Order Regarding Confirmation of Plan, Aug. 6, 2008, at 3-7.
Mr. Klingerman and Mr. Parker were two friends who had an unwritten understanding of their business relationship, but the vehicle they used to further that relationship, ExecuCorp and an Operating Agreement, did not reflect what they intended. They did not anticipate that their friendship would end, but that is what happened. Their personal and business relationship turned from one of cooperation to one of dysfunction. The record in this adversary proceeding and in this case is replete with examples of their incompatibility. Mr. Klingerman and Mr. Parker cannot seem to agree on anything, and that is why ExecuCorp should be dissolved. When the mutual purpose of the venture, for Mr. Klingerman and Mr. Parker to run their businesses on separate floors of the ExecuCorp building, ended, the reason for ExecuCorp ended as well. Unfortunately, the documents do not provide for that eventuality, and Mr. Klingerman and Mr. Parker are at an impasse as to how to proceed.
If Mr. Klingerman and Mr. Parker were the only parties involved, it would be easy for the court to stay out of this conflict and to leave them to work out their predicament. But, when Mr. Klingerman filed for chapter 11 relief, the rights of others — Mr. Klingerman's creditors and particularly his ex-wife who claims an entitlement to his interest in ExecuCorp — became implicated as well. The failings of the corporate documents and the uncertainty of each corporate member's rights are obstacles that make the sale of either Mr. Klingerman's or Mr. Parker's interests to a third party highly unlikely. Another obstacle is Mr. Parker's adamant belief, in spite of the court's ruling to the contrary, that he is entitled to a two thirds share, rather than a one half interest, in the sale of ExecuCorp.
There are many possible ways the court can think of to resolve this conflict, and the court could act within its equitable authority to fashion relief short of dissolving ExecuCorp; however, the court does not know the consequences that may result to the parties from a more creative solution, and the most direct way to solve the impasse is to dissolve the corporation.
The court will in 10 days appoint a receiver to liquidate ExecuCorp.
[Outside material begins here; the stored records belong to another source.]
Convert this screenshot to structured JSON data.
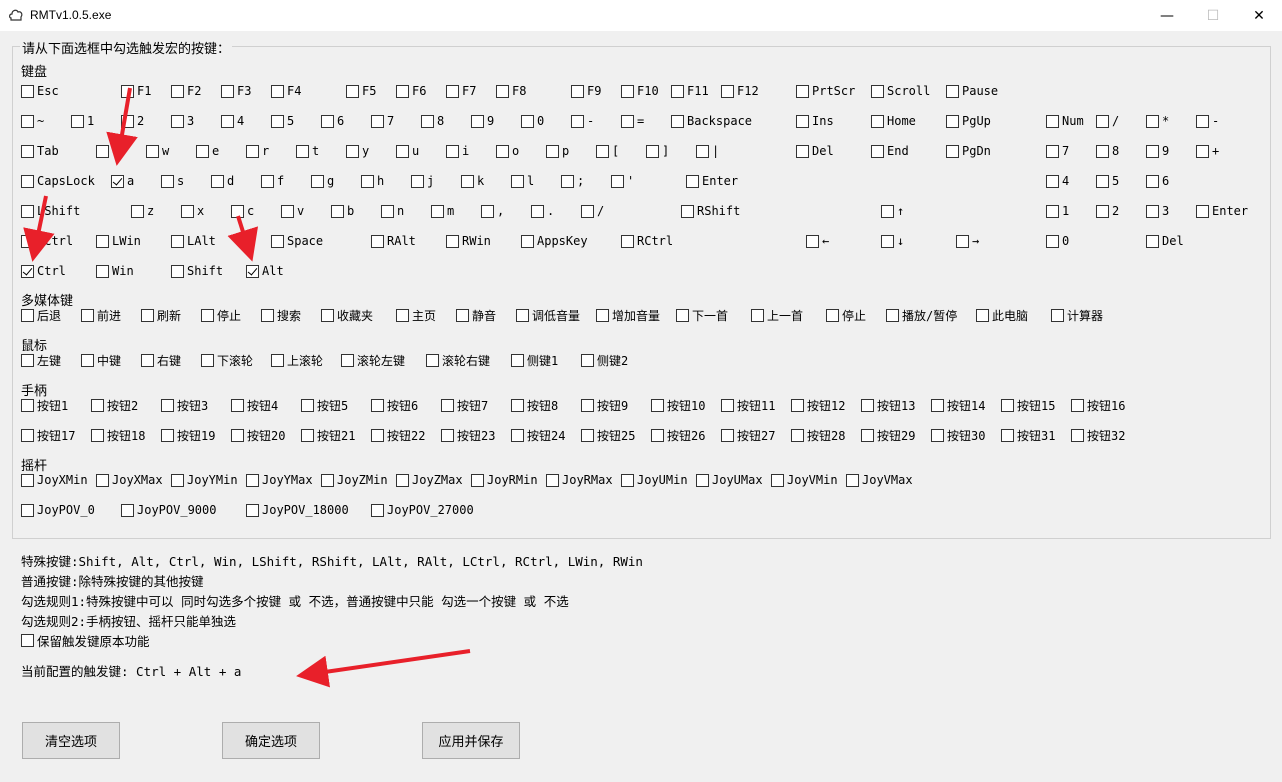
{
  "window": {
    "title": "RMTv1.0.5.exe",
    "minimize": "—",
    "maximize": "☐",
    "close": "✕"
  },
  "group_label": "请从下面选框中勾选触发宏的按键：",
  "sections": {
    "keyboard": "键盘",
    "media": "多媒体键",
    "mouse": "鼠标",
    "gamepad": "手柄",
    "joystick": "摇杆"
  },
  "keyboard_rows": [
    [
      "Esc",
      "F1",
      "F2",
      "F3",
      "F4",
      "F5",
      "F6",
      "F7",
      "F8",
      "F9",
      "F10",
      "F11",
      "F12",
      "PrtScr",
      "Scroll",
      "Pause"
    ],
    [
      "~",
      "1",
      "2",
      "3",
      "4",
      "5",
      "6",
      "7",
      "8",
      "9",
      "0",
      "-",
      "=",
      "Backspace",
      "Ins",
      "Home",
      "PgUp",
      "Num",
      "/",
      "*",
      "-"
    ],
    [
      "Tab",
      "q",
      "w",
      "e",
      "r",
      "t",
      "y",
      "u",
      "i",
      "o",
      "p",
      "[",
      "]",
      "|",
      "Del",
      "End",
      "PgDn",
      "7",
      "8",
      "9",
      "+"
    ],
    [
      "CapsLock",
      "a",
      "s",
      "d",
      "f",
      "g",
      "h",
      "j",
      "k",
      "l",
      ";",
      "'",
      "Enter",
      "4",
      "5",
      "6"
    ],
    [
      "LShift",
      "z",
      "x",
      "c",
      "v",
      "b",
      "n",
      "m",
      ",",
      ".",
      "/",
      "RShift",
      "↑",
      "1",
      "2",
      "3",
      "Enter"
    ],
    [
      "LCtrl",
      "LWin",
      "LAlt",
      "Space",
      "RAlt",
      "RWin",
      "AppsKey",
      "RCtrl",
      "←",
      "↓",
      "→",
      "0",
      "Del"
    ],
    [
      "Ctrl",
      "Win",
      "Shift",
      "Alt"
    ]
  ],
  "keyboard_checked": {
    "3": [
      1
    ],
    "6": [
      0,
      3
    ]
  },
  "media_keys": [
    "后退",
    "前进",
    "刷新",
    "停止",
    "搜索",
    "收藏夹",
    "主页",
    "静音",
    "调低音量",
    "增加音量",
    "下一首",
    "上一首",
    "停止",
    "播放/暂停",
    "此电脑",
    "计算器"
  ],
  "mouse_keys": [
    "左键",
    "中键",
    "右键",
    "下滚轮",
    "上滚轮",
    "滚轮左键",
    "滚轮右键",
    "侧键1",
    "侧键2"
  ],
  "gamepad_rows": [
    [
      "按钮1",
      "按钮2",
      "按钮3",
      "按钮4",
      "按钮5",
      "按钮6",
      "按钮7",
      "按钮8",
      "按钮9",
      "按钮10",
      "按钮11",
      "按钮12",
      "按钮13",
      "按钮14",
      "按钮15",
      "按钮16"
    ],
    [
      "按钮17",
      "按钮18",
      "按钮19",
      "按钮20",
      "按钮21",
      "按钮22",
      "按钮23",
      "按钮24",
      "按钮25",
      "按钮26",
      "按钮27",
      "按钮28",
      "按钮29",
      "按钮30",
      "按钮31",
      "按钮32"
    ]
  ],
  "joystick_rows": [
    [
      "JoyXMin",
      "JoyXMax",
      "JoyYMin",
      "JoyYMax",
      "JoyZMin",
      "JoyZMax",
      "JoyRMin",
      "JoyRMax",
      "JoyUMin",
      "JoyUMax",
      "JoyVMin",
      "JoyVMax"
    ],
    [
      "JoyPOV_0",
      "JoyPOV_9000",
      "JoyPOV_18000",
      "JoyPOV_27000"
    ]
  ],
  "info": {
    "special": "特殊按键:Shift, Alt, Ctrl, Win, LShift, RShift, LAlt, RAlt, LCtrl, RCtrl, LWin, RWin",
    "normal": "普通按键:除特殊按键的其他按键",
    "rule1": "勾选规则1:特殊按键中可以 同时勾选多个按键 或 不选，普通按键中只能 勾选一个按键 或 不选",
    "rule2": "勾选规则2:手柄按钮、摇杆只能单独选",
    "keep_label": "保留触发键原本功能",
    "current": "当前配置的触发键: Ctrl  +  Alt  +  a"
  },
  "buttons": {
    "clear": "清空选项",
    "confirm": "确定选项",
    "apply": "应用并保存"
  },
  "colors": {
    "annotation_arrow": "#e8202a"
  }
}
The receiver shall be entitled to compensation from the proceeds arising from the liquidation. If the bankruptcy administrator has a recommendation as to who to appoint, her recommendation would be gladly received.
Finally, summary judgment will be granted in favor of Mr. Parker on the last two counts. The undisputed evidence does not support a finding of a breach of fiduciary duty. Mr. Klingerman left the state and left the responsibility of running the corporation to Mr. Parker. As previously stated, corporate formalities were not always observed, and if Mr. Parker applied any of the corporate funds for his personal benefit, that can be sorted out by the receiver. Without a finding of breach of fiduciary duty, there is no evidence on which to base a claim of unfair and deceptive trade practices.
A separate judgment will be entered.